This year, I will be looking at the art and career of Francisco Goya (1746-1828), one of the great Spanish masters, and a major figure in European art history. I suspect that, like me, you’re familiar with some of his best-known paintings but less clear about the rest. To set his work in context, this article and its sequel tomorrow look at Spanish painting from the years immediately preceding his career up to the early nineteenth century. These conveniently divide with the influence of Jacques-Louis David (1748–1825), so today’s paintings are dated between 1757-1775.
For much of the period covered here, and Goya’s most productive years, Spain was a Catholic monarchy under the Bourbon Kings Carlos III and IV. Europe was turbulent at the time, though, with wars between England and France in which Spain allied itself with France, the invasion by Spain of Portugal, a staunch ally of England, loss and gain of Spanish colonies in North America, and the French Revolutionary War, Revolution, and rise of Napoleon. In 1808, Napoleon’s forces invaded Spain and triggered the Peninsular War, which was to influence Goya’s painting profoundly.

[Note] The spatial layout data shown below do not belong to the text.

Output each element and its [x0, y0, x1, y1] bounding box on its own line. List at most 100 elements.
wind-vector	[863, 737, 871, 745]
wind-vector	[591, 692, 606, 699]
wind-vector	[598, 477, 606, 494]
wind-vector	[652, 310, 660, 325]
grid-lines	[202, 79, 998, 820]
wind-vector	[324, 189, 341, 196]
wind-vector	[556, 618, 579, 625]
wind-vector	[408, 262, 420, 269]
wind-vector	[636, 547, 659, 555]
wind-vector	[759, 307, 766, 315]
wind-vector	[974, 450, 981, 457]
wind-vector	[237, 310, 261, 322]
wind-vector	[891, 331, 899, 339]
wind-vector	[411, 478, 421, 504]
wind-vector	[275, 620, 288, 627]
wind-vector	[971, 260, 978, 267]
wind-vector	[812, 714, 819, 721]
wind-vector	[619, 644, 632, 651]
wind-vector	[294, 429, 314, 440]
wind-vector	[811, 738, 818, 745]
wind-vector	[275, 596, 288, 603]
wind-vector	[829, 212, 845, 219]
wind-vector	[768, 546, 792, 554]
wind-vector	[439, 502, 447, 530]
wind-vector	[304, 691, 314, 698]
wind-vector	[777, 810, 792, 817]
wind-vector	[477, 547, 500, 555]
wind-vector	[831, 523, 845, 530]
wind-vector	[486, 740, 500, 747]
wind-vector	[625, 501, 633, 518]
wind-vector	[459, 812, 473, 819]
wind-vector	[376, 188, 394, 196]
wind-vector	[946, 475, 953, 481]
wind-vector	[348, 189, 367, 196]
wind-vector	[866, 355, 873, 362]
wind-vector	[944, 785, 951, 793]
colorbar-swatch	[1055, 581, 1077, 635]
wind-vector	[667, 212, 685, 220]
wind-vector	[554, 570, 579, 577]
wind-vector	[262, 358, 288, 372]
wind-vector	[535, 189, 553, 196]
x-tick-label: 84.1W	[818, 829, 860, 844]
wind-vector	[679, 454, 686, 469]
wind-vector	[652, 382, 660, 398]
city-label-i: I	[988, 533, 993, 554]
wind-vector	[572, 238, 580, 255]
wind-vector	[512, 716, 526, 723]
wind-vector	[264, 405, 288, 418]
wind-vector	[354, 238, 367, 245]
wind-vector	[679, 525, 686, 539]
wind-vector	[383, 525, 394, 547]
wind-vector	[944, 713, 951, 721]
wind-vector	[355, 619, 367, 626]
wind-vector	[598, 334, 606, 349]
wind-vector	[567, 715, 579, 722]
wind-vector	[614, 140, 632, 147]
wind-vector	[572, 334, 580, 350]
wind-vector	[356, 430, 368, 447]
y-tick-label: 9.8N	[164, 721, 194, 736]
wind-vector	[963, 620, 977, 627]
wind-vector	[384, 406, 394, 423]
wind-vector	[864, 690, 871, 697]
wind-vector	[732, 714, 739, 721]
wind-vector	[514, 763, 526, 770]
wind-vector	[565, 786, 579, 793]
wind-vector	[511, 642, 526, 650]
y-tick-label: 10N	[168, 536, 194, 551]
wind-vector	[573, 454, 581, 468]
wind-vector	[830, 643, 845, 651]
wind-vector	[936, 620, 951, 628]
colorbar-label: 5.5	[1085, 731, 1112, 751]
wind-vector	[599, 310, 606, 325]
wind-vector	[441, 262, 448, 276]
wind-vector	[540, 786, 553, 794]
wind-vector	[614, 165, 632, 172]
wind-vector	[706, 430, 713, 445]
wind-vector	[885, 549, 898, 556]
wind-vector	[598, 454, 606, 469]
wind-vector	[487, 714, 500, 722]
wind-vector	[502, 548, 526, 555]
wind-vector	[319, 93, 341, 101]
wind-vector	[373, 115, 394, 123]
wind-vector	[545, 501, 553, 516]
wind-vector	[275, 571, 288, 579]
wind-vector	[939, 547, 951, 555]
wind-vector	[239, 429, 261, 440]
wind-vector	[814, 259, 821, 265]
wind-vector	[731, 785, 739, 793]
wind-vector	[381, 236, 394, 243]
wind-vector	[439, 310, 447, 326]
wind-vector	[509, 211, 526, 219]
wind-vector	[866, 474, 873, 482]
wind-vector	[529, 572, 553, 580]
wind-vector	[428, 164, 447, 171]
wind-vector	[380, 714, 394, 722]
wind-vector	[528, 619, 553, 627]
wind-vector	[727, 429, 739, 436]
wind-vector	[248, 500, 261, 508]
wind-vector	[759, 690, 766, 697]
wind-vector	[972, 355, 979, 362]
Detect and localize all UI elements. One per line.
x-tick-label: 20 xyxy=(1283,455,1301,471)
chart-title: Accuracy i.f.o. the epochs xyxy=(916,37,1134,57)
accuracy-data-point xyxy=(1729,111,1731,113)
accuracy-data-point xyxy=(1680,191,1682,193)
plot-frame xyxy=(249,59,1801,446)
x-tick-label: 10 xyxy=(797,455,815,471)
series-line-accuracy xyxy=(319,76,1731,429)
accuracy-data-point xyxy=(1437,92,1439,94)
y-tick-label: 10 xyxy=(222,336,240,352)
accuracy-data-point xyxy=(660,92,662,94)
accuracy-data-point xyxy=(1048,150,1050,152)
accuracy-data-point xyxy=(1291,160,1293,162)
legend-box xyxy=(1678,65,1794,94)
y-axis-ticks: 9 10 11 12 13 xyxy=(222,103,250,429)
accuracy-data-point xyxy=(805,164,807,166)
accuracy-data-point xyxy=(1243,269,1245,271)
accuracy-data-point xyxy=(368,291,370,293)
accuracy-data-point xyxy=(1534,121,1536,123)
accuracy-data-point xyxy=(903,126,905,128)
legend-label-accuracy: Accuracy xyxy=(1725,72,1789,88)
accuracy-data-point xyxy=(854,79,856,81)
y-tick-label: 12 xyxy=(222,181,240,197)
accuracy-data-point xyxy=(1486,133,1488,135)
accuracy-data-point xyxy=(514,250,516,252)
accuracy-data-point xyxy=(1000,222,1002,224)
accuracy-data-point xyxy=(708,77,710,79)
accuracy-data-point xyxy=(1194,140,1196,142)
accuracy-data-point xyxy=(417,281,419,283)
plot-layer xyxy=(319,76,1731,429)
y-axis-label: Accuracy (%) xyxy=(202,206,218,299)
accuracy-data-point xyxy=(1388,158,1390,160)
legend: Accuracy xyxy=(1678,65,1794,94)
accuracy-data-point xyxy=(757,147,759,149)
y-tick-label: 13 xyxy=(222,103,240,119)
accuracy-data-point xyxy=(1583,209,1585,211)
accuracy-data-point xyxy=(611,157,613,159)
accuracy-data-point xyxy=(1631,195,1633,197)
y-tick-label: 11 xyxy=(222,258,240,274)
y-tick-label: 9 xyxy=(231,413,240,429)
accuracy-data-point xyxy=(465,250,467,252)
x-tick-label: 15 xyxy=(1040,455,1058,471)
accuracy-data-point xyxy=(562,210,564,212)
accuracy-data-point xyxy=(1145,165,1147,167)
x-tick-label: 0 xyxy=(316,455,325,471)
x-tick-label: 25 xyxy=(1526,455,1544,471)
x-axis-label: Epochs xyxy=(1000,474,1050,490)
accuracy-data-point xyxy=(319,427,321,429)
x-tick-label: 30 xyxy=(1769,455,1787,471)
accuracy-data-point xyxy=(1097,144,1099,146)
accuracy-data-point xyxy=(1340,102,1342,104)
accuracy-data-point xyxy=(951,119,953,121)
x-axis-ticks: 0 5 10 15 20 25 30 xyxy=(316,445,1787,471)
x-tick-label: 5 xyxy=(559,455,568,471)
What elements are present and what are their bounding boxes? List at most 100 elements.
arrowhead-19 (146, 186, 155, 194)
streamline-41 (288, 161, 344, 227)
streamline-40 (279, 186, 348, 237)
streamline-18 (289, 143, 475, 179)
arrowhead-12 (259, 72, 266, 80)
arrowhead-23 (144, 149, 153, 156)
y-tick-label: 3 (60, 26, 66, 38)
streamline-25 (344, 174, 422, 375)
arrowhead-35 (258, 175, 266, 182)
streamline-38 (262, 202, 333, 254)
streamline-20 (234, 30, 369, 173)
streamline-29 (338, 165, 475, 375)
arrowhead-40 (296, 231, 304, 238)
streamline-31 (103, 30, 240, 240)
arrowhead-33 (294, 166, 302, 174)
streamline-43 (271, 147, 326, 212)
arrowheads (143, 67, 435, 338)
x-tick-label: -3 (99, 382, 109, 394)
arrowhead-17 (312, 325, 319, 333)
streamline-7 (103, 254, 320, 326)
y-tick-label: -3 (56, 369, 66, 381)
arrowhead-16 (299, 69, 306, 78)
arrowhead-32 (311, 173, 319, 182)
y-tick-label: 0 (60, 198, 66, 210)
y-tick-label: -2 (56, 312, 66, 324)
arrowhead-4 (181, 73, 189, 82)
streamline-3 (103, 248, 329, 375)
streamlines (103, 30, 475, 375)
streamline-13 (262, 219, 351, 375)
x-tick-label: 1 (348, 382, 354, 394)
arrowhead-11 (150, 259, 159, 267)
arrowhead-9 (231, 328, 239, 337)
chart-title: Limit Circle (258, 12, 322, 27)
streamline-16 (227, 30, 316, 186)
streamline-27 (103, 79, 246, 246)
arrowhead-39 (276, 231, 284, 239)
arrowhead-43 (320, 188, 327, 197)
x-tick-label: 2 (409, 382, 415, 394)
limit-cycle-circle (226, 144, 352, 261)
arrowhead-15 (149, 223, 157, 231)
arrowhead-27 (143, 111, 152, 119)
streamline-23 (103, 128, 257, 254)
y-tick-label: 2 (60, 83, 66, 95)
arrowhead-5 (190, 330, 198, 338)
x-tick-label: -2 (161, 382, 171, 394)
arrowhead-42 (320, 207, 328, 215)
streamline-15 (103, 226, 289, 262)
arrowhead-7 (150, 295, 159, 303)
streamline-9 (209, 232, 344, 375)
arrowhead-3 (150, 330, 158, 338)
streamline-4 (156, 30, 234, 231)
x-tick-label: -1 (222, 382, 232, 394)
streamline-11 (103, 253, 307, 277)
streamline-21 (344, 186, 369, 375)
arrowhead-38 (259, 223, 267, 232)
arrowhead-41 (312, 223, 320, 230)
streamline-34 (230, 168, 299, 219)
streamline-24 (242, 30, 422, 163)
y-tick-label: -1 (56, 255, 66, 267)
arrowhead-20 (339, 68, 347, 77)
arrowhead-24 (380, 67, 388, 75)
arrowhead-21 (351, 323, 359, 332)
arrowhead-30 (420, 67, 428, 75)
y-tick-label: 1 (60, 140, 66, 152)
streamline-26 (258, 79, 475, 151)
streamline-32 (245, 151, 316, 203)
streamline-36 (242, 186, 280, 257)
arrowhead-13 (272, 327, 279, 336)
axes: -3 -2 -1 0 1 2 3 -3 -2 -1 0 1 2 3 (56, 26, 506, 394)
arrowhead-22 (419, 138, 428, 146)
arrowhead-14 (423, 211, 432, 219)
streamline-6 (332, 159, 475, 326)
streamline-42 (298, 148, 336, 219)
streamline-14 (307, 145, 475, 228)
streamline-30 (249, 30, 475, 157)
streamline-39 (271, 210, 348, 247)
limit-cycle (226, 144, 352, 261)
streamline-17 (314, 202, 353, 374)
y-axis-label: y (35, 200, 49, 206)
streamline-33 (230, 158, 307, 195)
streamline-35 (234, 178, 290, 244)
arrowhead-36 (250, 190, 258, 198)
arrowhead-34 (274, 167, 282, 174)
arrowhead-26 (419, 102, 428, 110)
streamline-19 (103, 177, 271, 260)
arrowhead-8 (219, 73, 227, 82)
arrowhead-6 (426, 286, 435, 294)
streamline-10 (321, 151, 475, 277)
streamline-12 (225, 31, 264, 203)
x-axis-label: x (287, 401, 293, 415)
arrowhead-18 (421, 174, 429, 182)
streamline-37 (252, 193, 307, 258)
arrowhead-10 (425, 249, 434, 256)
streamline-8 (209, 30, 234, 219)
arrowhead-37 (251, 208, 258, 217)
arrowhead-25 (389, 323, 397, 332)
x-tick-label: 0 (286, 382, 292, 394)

Goya’s first teacher was José Luzan y Martínez (1710–1785), a Baroque artist whose academy in Zaragoza was one of the leading schools in Spain. Luzan’s Saint Valero, Saint Vicente the Martyr, Saint Pedro Arbués and Saint Dominguito de Val, in Glory from 1757 is a magnificent if very traditional example of his paintings.
Francisco Bayeu y Subías (1734–1795) was a fellow-student, and when Goya married in 1773, became his brother-in-law. Although Bayeu is little-known today, at their best his paintings can be impressive. His Olympus: The Fall of the Giants from 1764 shows the war between the Titans and Olympian gods, and was presumably hung under a ceiling. Bayeu was Lieutenant-Director of the Real Academia de Bellas Artes de San Fernando, the senior academy in Spain at the time, until 1788.
During Goya’s training and for much of the early part of his career, the dominant force in Spanish painting was the German painter Anton Raphael Mengs (1728–1779). Mengs spent much of his career in Rome, but undertook two major commissions in Madrid for King Carlos III, who was particularly fond of his work.
Mengs’ Noli me tangere from 1769 is one of a cycle of four paintings on the Passion of Christ which Carlos III commissioned for his bedroom.
Mengs had earlier been director of the Vatican painting school, and in 1772 painted this Triumph of History over Time as a fresco in the Vatican’s Camera dei Papiri. This shows Father Time with his long grey beard and scythe in the foreground, behind whom History is busy keeping records. She looks up to the fresh new face of Janus, as the old one looks away to the right.
Mengs’ Perseus and Andromeda from 1773-6 sets this familiar story rather differently. Here Andromeda is more fully dressed than Perseus, although it’s the latter who is centre stage. The artist covers both versions of this popular myth by giving Perseus winged sandals and Pegasus, and Medusa’s head is safely stowed in his scarlet bag. A winged putto, looking quite serious, is skipping off to the right, and at their feet rests the great snout of the dead Cetus, to which Perseus’ right index finger points.
Gregorio Ferro Requeijo (1742–1812) was another pupil of Mengs who became a leading figure in the Real Academia de Bellas Artes de San Fernando. He became its Lieutenant-Director in 1788, and in 1791 took over from Goya as its Director of Painting. His Allegory of the birth of the infant Carlos Clemente from 1772 celebrates the first son of King Carlos IV of Spain, born in 1771 and died in 1774.
There were several other portrait painters who found favour with the nobility and the court. Among those who found royal favour and went on to paint frescos for the King was Antonio González Velázquez (1723–1793), whose undated Crucifixion with St Michael shows his late Baroque style.
Surprisingly, still life painting was another genre which was well-received at court.
Luis Egidio Meléndez (1716–1780) was the best of specialist still life painters of the time. His Still Life with Oranges, Jars, and Boxes of Sweets from about 1760 develops traditional themes from the Dutch Golden Age.
Meléndez’s Still Life with Salmon, Lemon and Three Vessels from 1772 is perhaps more reminiscent of Jean-Baptiste-Siméon Chardin’s love for the rich colour of copper.
Meléndez also painted a series of rather grander meal-settings, including this Afternoon Meal (La Merienda) from about 1772. Although many of his still lifes were painted for the private collection of the Prince of Asturias, later to become King Carlos IV, Meléndez appears not to have been commercially successful, and died in poverty in 1780.
Among other artists painting still lifes at the time was Bartolomé Montalvo (1769-1846), whose undated Bodegón follows in the Spanish tradition.
As with painting in France, the late eighteenth century was to bring major change, in the paintings of Jacques-Louis David, as I’ll show tomorrow.